After a minor car accident shatters her equilibrium, forty-three-year-old Amanda Ferguson wakes up to a memory of being terrorized by her older brother Adrian, whom she holds responsible for the death of her twin brother thirty years before. Their mother, Eva, blinded by devotion to her eldest son, has locked the truth inside her now-failing memory.
When a client from work invites Amanda to a performance of Harold Pinter's Betrayal, a haunting series of events related to the play resurfaces, including the suicide of Amanda's college lover and mentor, Sarah Moore. As Amanda puts her fractured life back together, the present increasingly echoes her traumatic past, propelling her toward the truth about Duncan's and Sarah's deaths and toward Adrian. Set against the background of the theater, The Day after Death explores how loss and family trauma affect our ability to connect, trust, and love.
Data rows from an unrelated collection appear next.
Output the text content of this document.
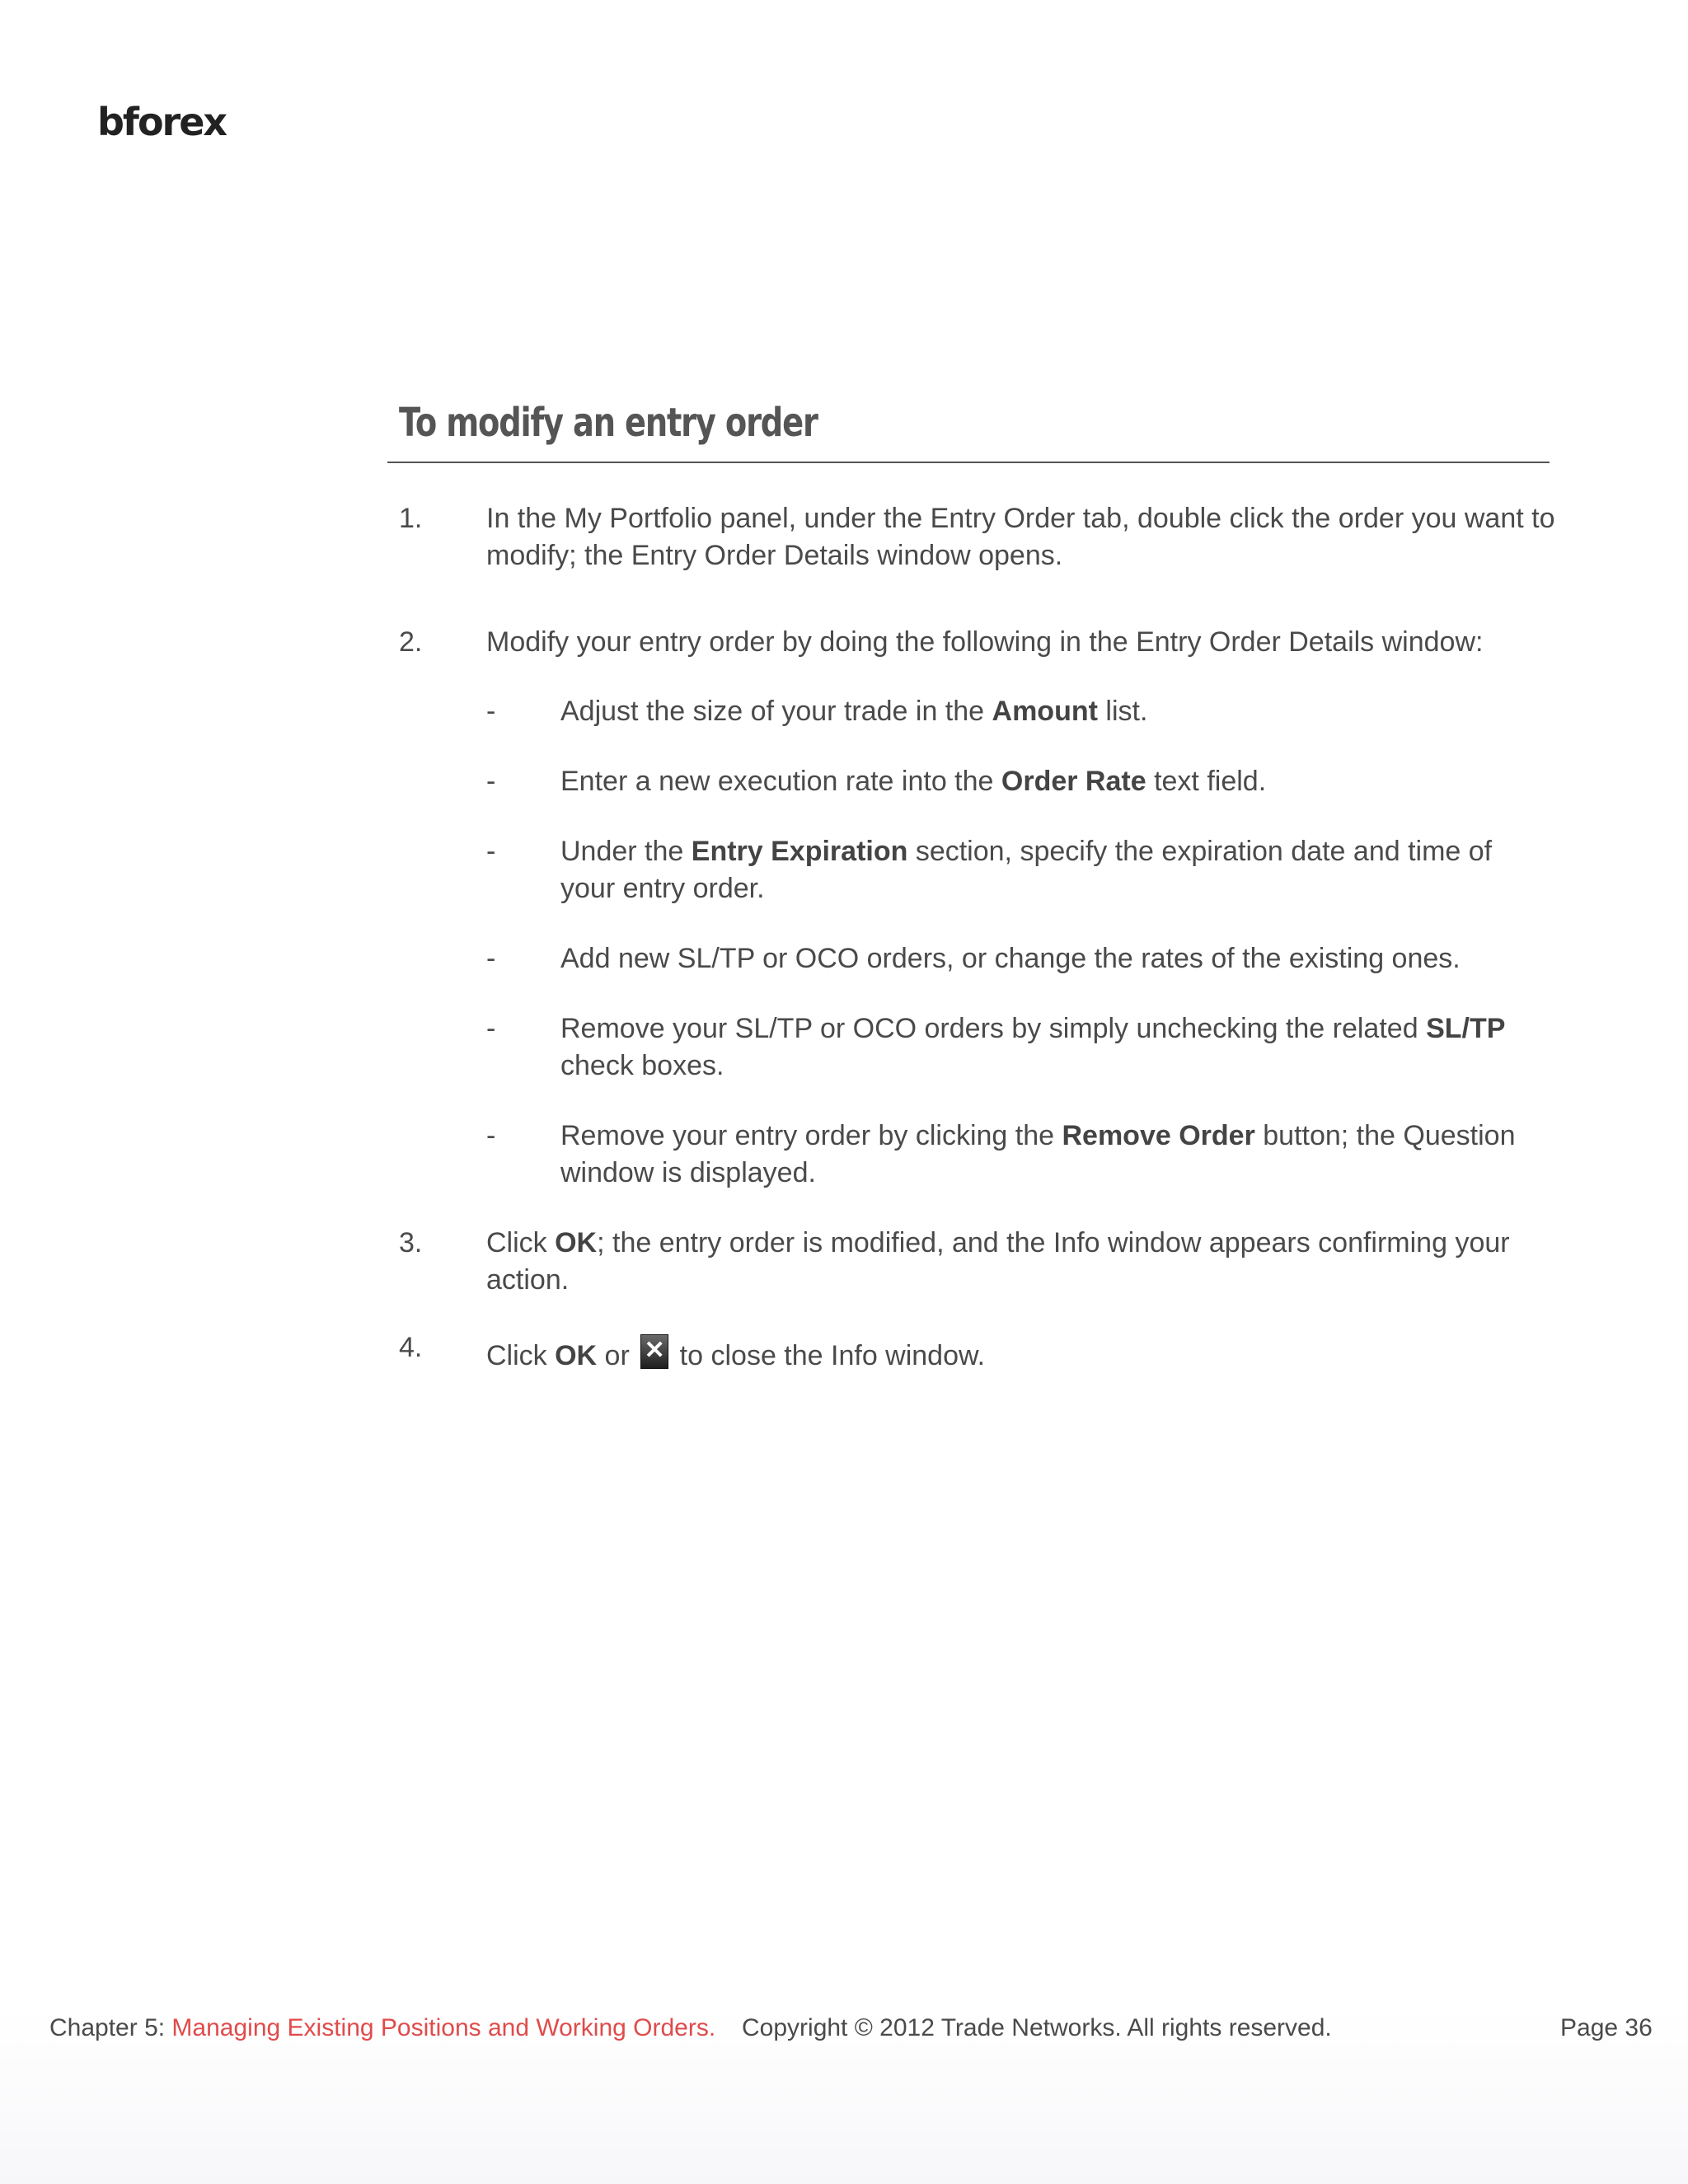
bforex
To modify an entry order
1. In the My Portfolio panel, under the Entry Order tab, double click the order you want to modify; the Entry Order Details window opens.
2. Modify your entry order by doing the following in the Entry Order Details window:
- Adjust the size of your trade in the Amount list.
- Enter a new execution rate into the Order Rate text field.
- Under the Entry Expiration section, specify the expiration date and time of your entry order.
- Add new SL/TP or OCO orders, or change the rates of the existing ones.
- Remove your SL/TP or OCO orders by simply unchecking the related SL/TP check boxes.
- Remove your entry order by clicking the Remove Order button; the Question window is displayed.
3. Click OK; the entry order is modified, and the Info window appears confirming your action.
4. Click OK or ✕ to close the Info window.
Chapter 5: Managing Existing Positions and Working Orders. Copyright © 2012 Trade Networks. All rights reserved.	Page 36
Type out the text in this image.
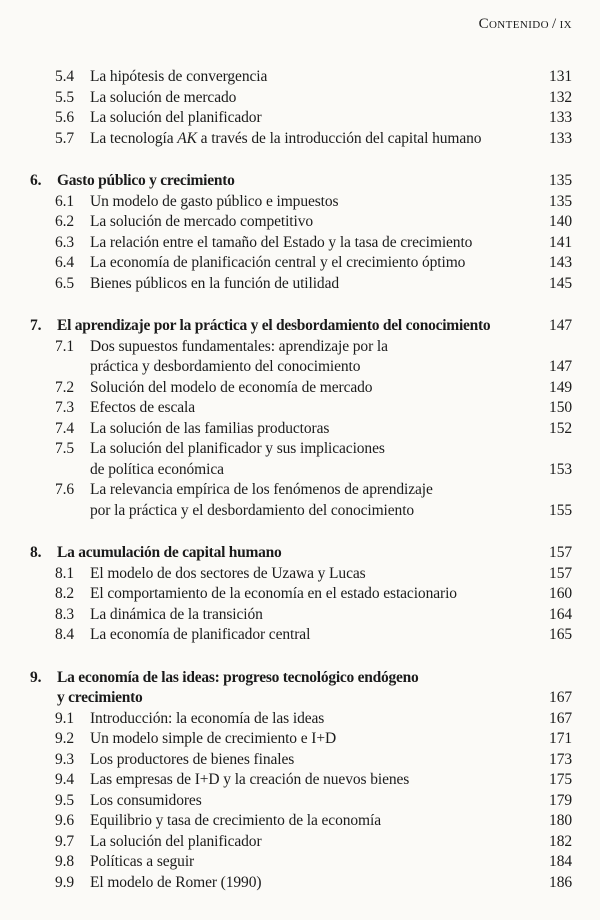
Contenido / ix
5.4	La hipótesis de convergencia	131
5.5	La solución de mercado	132
5.6	La solución del planificador	133
5.7	La tecnología AK a través de la introducción del capital humano	133
6.	Gasto público y crecimiento	135
6.1	Un modelo de gasto público e impuestos	135
6.2	La solución de mercado competitivo	140
6.3	La relación entre el tamaño del Estado y la tasa de crecimiento	141
6.4	La economía de planificación central y el crecimiento óptimo	143
6.5	Bienes públicos en la función de utilidad	145
7.	El aprendizaje por la práctica y el desbordamiento del conocimiento	147
7.1	Dos supuestos fundamentales: aprendizaje por la
práctica y desbordamiento del conocimiento	147
7.2	Solución del modelo de economía de mercado	149
7.3	Efectos de escala	150
7.4	La solución de las familias productoras	152
7.5	La solución del planificador y sus implicaciones
de política económica	153
7.6	La relevancia empírica de los fenómenos de aprendizaje
por la práctica y el desbordamiento del conocimiento	155
8.	La acumulación de capital humano	157
8.1	El modelo de dos sectores de Uzawa y Lucas	157
8.2	El comportamiento de la economía en el estado estacionario	160
8.3	La dinámica de la transición	164
8.4	La economía de planificador central	165
9.	La economía de las ideas: progreso tecnológico endógeno
y crecimiento	167
9.1	Introducción: la economía de las ideas	167
9.2	Un modelo simple de crecimiento e I+D	171
9.3	Los productores de bienes finales	173
9.4	Las empresas de I+D y la creación de nuevos bienes	175
9.5	Los consumidores	179
9.6	Equilibrio y tasa de crecimiento de la economía	180
9.7	La solución del planificador	182
9.8	Políticas a seguir	184
9.9	El modelo de Romer (1990)	186
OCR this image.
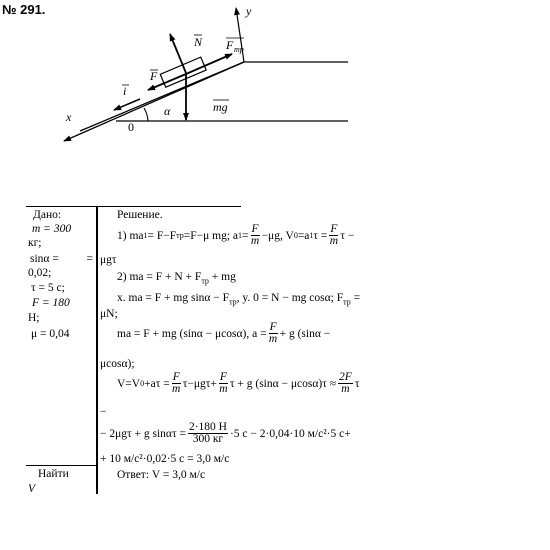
№ 291.	y
N F тр
F
i
α	mg
x
0
Дано:
m = 300
кг;
sinα = =
0,02;
τ = 5 с;
F = 180
Н;
μ = 0,04
Найти
V
Решение.
1) ma 1 = F−F тр =F−μ mg; a $1 = \frac{F}{m} -\mu g$, V 0 =a 1 $\tau = \frac{F}{m}$ τ −
μgτ
2) ma = $F + N + F_{тр}$ + mg
x. ma = F + mg $\sin\alpha - F_{тр}$, y. 0 = N − mg cosα; $F_{тр}$ =
μN;
ma = F + mg (sinα − μcosα), $a = \frac{F}{m} + g$ (sinα −
μcosα);
V=V $0 +a\tau = \frac{F}{m} \tau-\mu g\tau+ \frac{F}{m}$ τ + g $(\sin\alpha - \mu\cos\alpha)\tau \approx \frac{2F}{m}$ τ
−
− 2μgτ + g $\sin\alpha\tau = \frac{2\cdot 180 Н}{300 кг} \cdot 5$ с − 2·0,04·10 м/с²·5 с+
+ 10 м/с²·0,02·5 с = 3,0 м/с
Ответ: V = 3,0 м/с
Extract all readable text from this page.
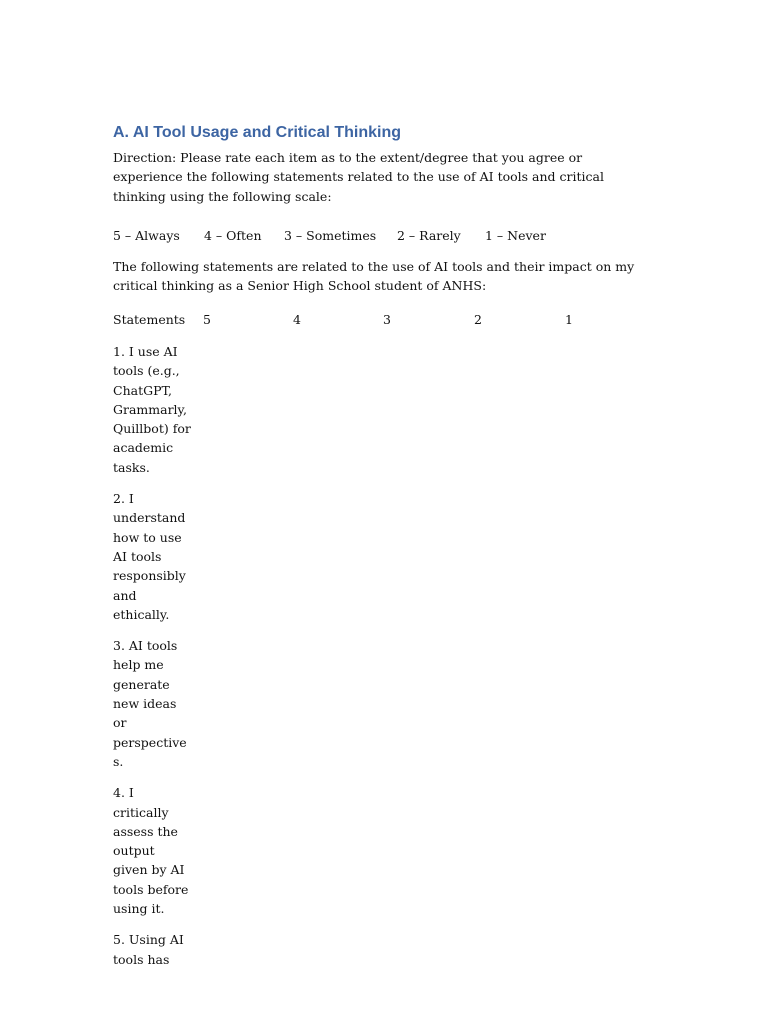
A. AI Tool Usage and Critical Thinking
Direction: Please rate each item as to the extent/degree that you agree or experience the following statements related to the use of AI tools and critical thinking using the following scale:
5 – Always 4 – Often 3 – Sometimes 2 – Rarely 1 – Never
The following statements are related to the use of AI tools and their impact on my critical thinking as a Senior High School student of ANHS:
Statements 5	4	3	2	1

1. I use AI tools (e.g., ChatGPT, Grammarly, Quillbot) for academic tasks.

2. I understand how to use AI tools responsibly and ethically.

3. AI tools help me generate new ideas or perspectives.

4. I critically assess the output given by AI tools before using it.

5. Using AI tools has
My new story collection, The Lost Archive, is just out in April, 2023: "The Lost Archive is laced through with humor and heartache, interwoven with strange, charmed moments of joy.” —Jesse Lee Kercheval, author of Underground Women
The Day After Death was a 2017 Lambda Award finalist in lesbian fiction.
I believe that stories transform lives and that lives generate stories. I started writing at age 9, typing in red ink on an Underwood typewriter, when my family moved from River Forest, IL to a farm five miles northeast of Devils Lake, ND.
I live in Albuquerque and am a novelist and playwright, performer, and educator. My published novels are The Unmasking, The Day After Death, The Fool’s Journey and Death of a Department Chair. Find Your Story, Write Your Memoir (written with Lisa Lenard-Cook) came out in March, 2013 from the University of Wisconsin Press. My plays have been produced in Austin, Tulsa, Albuquerque, Provincetown, Yaddo, and elsewhere.
I co-host the podcast, "The Unruly Muse" featuring performances of poetry, music, fiction, and patter on the selections with co-host John Modaff. www.theunrulymuse.net
I have a B.A. from the University of North Dakota in English and theater, an M.A. from Northwestern University in performance studies, and a Ph.D. from the University of Southern California in communication and performance. I’ve taught writing and performance at Penn State University, The University of Southern California, and the University of Texas at Austin, where I was Professor of Theatre and Dance.
I have performed the lives of women in history (Gertrude Stein, Edith Wharton, Victoria Woodhull, and Katherine Anne Porter), and have appeared as a guest artist at many universities and art festivals......
Great choice for book clubs! The Day after Death is both a character study and a psychological mystery. I think of The Prince of Tides by Pat Conroy because, like Conroy's novel, Miller’s is structured around therapy visits. It also reminds me of Lakeshore Limited by Sue Miller, which has as its center the production of a play. Lynn Miller writes with grace and style, and her book is ambitious in its scope.
The Day after Death is a mystery, an excavation into the past of woman deeply wounded by childhood events she cannot recall and can never forget, and a complex, multi-layered story of love, loss and betrayal.
Lush descriptions, complex characters, and a plot that revolves around the complexities of Pinter’s play Betrayal, set against the backdrop of both the theater and academic worlds, this story starts with an ominous memory of Amanda’s childhood fear of her brother Adrian. Triggered by a minor auto accident, the memories propel her into a re-examination of her history with her family as she tentatively begins embarking on a new relationship in the present. The story weaves through time as more of her memories surface and old friends and lovers re-enter her world.
Amanda struggles with identity and memory as she faces old trauma so she can experience her life as an adult. The novel barrels through the dissection of several mysteries and managed to keep me guessing to the end. This is a beautifully written, moving story of a woman’s brave search for personal and family truths. Highly recommended if you enjoy gripping plots and fascinating characters.